Um sintoma engraçado dessa maneira de pensar são os estudos que dizem ter desvendado essa ou aquela habilidade cognitiva por terem detectado atividade intensa na região setentrional esquerda do córtex cerebral. Usualmente, bastaria falar em causa e efeito pra acabar com a confusão, mas a mentalidade cientificista exige analogias mecânicas: é como se um grupo de pessoas se reunisse numa sala e acendesse as luzes do recinto. Da percepção bem óbvia de que há movimento lá dentro partimos pra conclusão de que sabemos do que eles conversam; mais ainda, conhecemos o princípio que lhes concede a própria fala.

Outra maneira de ver o problema: digamos que a vontade de comer rapadura excite o lóbulo direito do cérebro. Os indivíduos A e B estão com fome e, o que é pior, vieram do sertão cearense. Como justificar o fato de que A resolveu comer a guloseima e B não? Porque B é religioso e seu Messias proibiu a ingestão de rapadura, sob pena de prejudicar o desempenho sexual dos hereges. A disciplina e a piedade religiosas, diz-se, são dirigidas por determinada atividade neurológica. O indivíduo C, seguidor da mesma religião e também cearense, resolveu comer a rapadura ainda assim porque teve uma visão em que o anjo Sebastião, vestido com a camisa do vovô, afirmava ser a abstinência de rapadura uma grande bobagem e que deveria haver, por isso, um cisma na Igreja, restringindo o território sagrado dos comedores de rapadura à margem oriental do rio Banabuiú, território bastante propício ao plantio da cana-de-açúcar.

Segundo os cientificistas, as peripécias desenvolvidas no parágrafo anterior são fruto de mecanismos causais simples (determinadas impressões causadas por impulsos elétricos geraram a visão do anjo). Essa hipótese fica provada porque, caso danificássemos o lóbulo direito do ser humano, nada do que vai acima teria acontecido. Isso equivale a dizer que tudo que é necessário pra que algo aconteça é também suficiente pra que algo aconteça. Isso equivale a dizer que uma fuselagem sem asas e sem motor pode, estando parada, alçar vôo. Eu também acho que pode, mas uso o termo certo: milagre.

04 maio, 2008

Ora, Vírgulas!

Quando eu era criança tive de ler um livro chamado Ora, Vírgulas! no colégio. Não lembro os detalhes, mas contava o assombroso caso de uma cidade em que todas as vírgulas resolvem desaparecer. Os livros das bibliotecas, das escolas etc. ficam todos sem vírgulas, mais ou menos como numa versão light do último parágrafo de Ulysses. As crianças, claro, começam a perceber a importância das vírgulas e por aí vai.

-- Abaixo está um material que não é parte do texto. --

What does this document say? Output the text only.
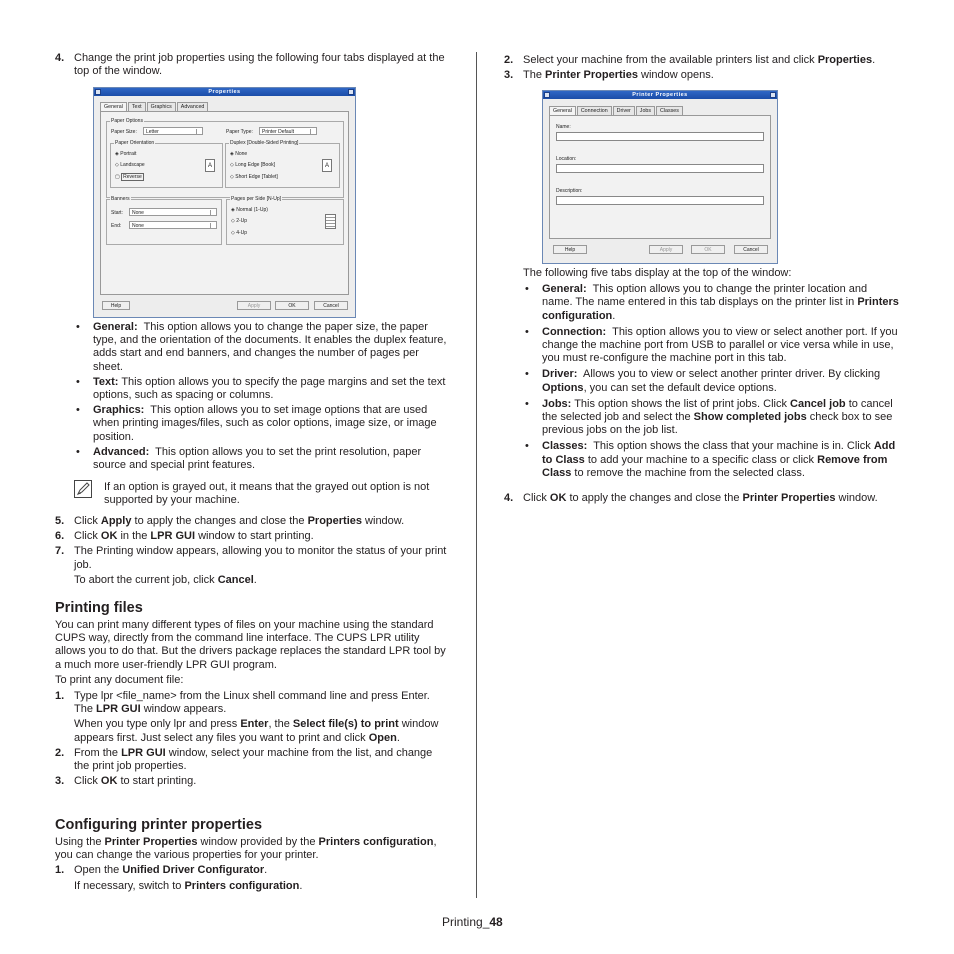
4. Change the print job properties using the following four tabs displayed at the top of the window.
Properties
General	Text	Graphics	Advanced
Paper Options
Paper Size:	Letter	Paper Type:	Printer Default
Paper Orientation
◈ Portrait
◇ Landscape
▢ Reverse
A
Duplex [Double-Sided Printing]
◈ None
◇ Long Edge [Book]
◇ Short Edge [Tablet]
A
Banners
Start:	None
End:	None
Pages per Side [N-Up]
◈ Normal (1-Up)
◇ 2-Up
◇ 4-Up
Help	Apply	OK	Cancel
• General: This option allows you to change the paper size, the paper type, and the orientation of the documents. It enables the duplex feature, adds start and end banners, and changes the number of pages per sheet.
• Text: This option allows you to specify the page margins and set the text options, such as spacing or columns.
• Graphics: This option allows you to set image options that are used when printing images/files, such as color options, image size, or image position.
• Advanced: This option allows you to set the print resolution, paper source and special print features.
If an option is grayed out, it means that the grayed out option is not supported by your machine.
5. Click Apply to apply the changes and close the Properties window.
6. Click OK in the LPR GUI window to start printing.
7. The Printing window appears, allowing you to monitor the status of your print job.
To abort the current job, click Cancel.
Printing files

You can print many different types of files on your machine using the standard CUPS way, directly from the command line interface. The CUPS LPR utility allows you to do that. But the drivers package replaces the standard LPR tool by a much more user-friendly LPR GUI program.

To print any document file:

1. Type lpr <file_name> from the Linux shell command line and press Enter. The LPR GUI window appears.
When you type only lpr and press Enter, the Select file(s) to print window appears first. Just select any files you want to print and click Open.
2. From the LPR GUI window, select your machine from the list, and change the print job properties.
3. Click OK to start printing.
Configuring printer properties

Using the Printer Properties window provided by the Printers configuration, you can change the various properties for your printer.

1. Open the Unified Driver Configurator.
If necessary, switch to Printers configuration.
2. Select your machine from the available printers list and click Properties.
3. The Printer Properties window opens.
Printer Properties
General	Connection	Driver	Jobs	Classes
Name:
Location:
Description:
Help	Apply	OK	Cancel

The following five tabs display at the top of the window:

• General: This option allows you to change the printer location and name. The name entered in this tab displays on the printer list in Printers configuration.
• Connection: This option allows you to view or select another port. If you change the machine port from USB to parallel or vice versa while in use, you must re-configure the machine port in this tab.
• Driver: Allows you to view or select another printer driver. By clicking Options, you can set the default device options.
• Jobs: This option shows the list of print jobs. Click Cancel job to cancel the selected job and select the Show completed jobs check box to see previous jobs on the job list.
• Classes: This option shows the class that your machine is in. Click Add to Class to add your machine to a specific class or click Remove from Class to remove the machine from the selected class.
4. Click OK to apply the changes and close the Printer Properties window.
Printing_48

Hoje, quando encontro uma pontuação que me desagrada, tenho vontade de vituperar: ora, vírgulas! Não quero dizer com isso que o problema seja sempre falta de virgulas; pode ser o contrário, pode ser um ponto-e-vírgula que deveria aparecer e não apareceu. Semana passada, estava lendo um livrinho do Paulo Francis, o ótimo Francis, e não parava de gritar 'ora, vírgulas!; ora, vírgulas!' enquanto socava a cama. Meu pai viu e perguntou: 'mas, filho, ele não ficou direitista antes de morrer?' O efeito terapêutico, porém, é altamente recomendável: algo como o Serenity Now! do pai do George no Seinfeld.

Confesso que nunca li romances do Jorge Amado (comecei uns três e desisti), mas já dirigi uns brados a textos dele, que Deus o tenha. Tenho um exemplo à mão: 'Ainda não consigo determinar as razões por que a obra de Campos de Carvalho não prosseguiu em sua carreira internacional. São coisas que acontecem, mais que inexplicáveis, infelizes.' Essa acumulação apressada de informações é algo de que todos nós, quando crianças, já fomos vítimas. Penso logo num pequerrucho fazendo um montinho de sujeira e jogando-o pra debaixo do tapete, displicente e bonachão.

Boa pontuação, para não falar em estilo, é a cortesia do prosador. É como se ele fosse espalhando rampas e escadinhas pelo caminho pra evitar estacadas desagradáveis. Deviam enfiar essa analogia em algum livrinho de produção de textos.